A collapse in the pound will of course bring more unemployment. Indeed, with a completely free economy there can be no mass unemployment. Governments have become obsessed with fears of the pre-war unemployment — an unemployment which was brought about by reluctance to deal with a problem brought about by the need to revert from a total war economy to a peace economy and growing restrictionism which in turn built up the powers of the trade unions.
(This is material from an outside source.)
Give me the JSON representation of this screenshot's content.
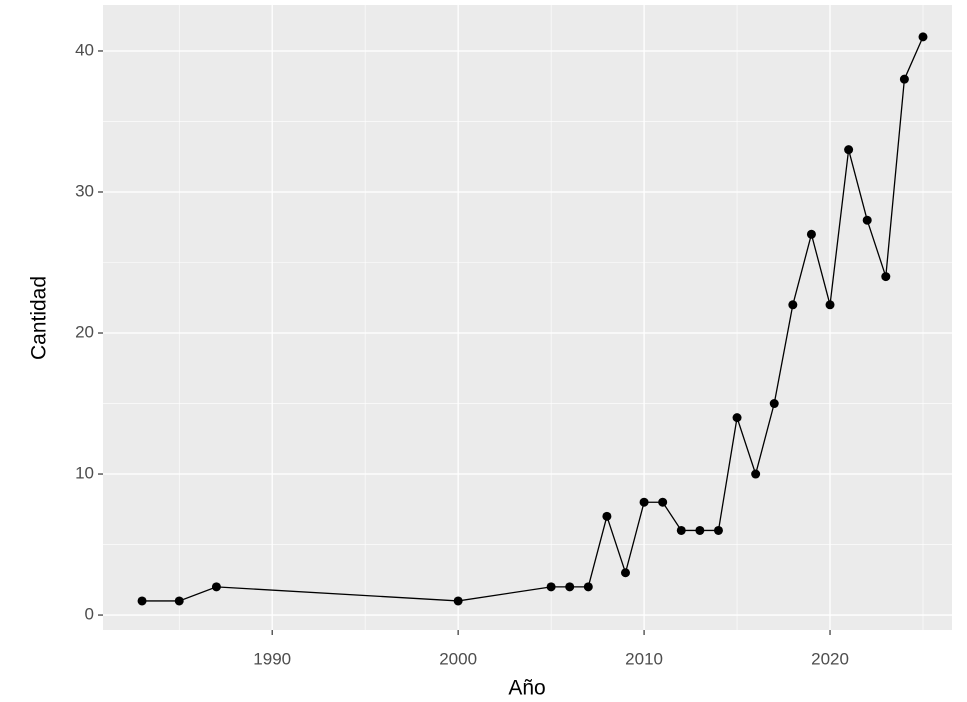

What many fail to recognise is that in the inter-war years it was the duration of unemployment that was far more important than the amount of it. For instance in the inter-war years unemployment rose to 22 per cent of the employed population in 1932 and averaged 13.9 per cent during the whole inter-war period. On the other hand the average unemployment between 1871 and 1926 was 4.5 per cent and the highest level reached was 11.4 per cent. These figures are not strictly comparable since the latter figures relate to membership of trade unions. Nevertheless, they are a rough guide and certainly unemployment before 1914 was very much lower than at any time in the inter-war years. Much more significant was the difference in duration of unemployment before 1914 and between the two wars. In the pre-1914 years men could be out of work for days or weeks or perhaps a few months but they were quickly absorbed in industry. The experience of the inter-war years was that men were out of work not for weeks but for months and years.
S. W. Alexander 44 Speed House, Barbican, EC2.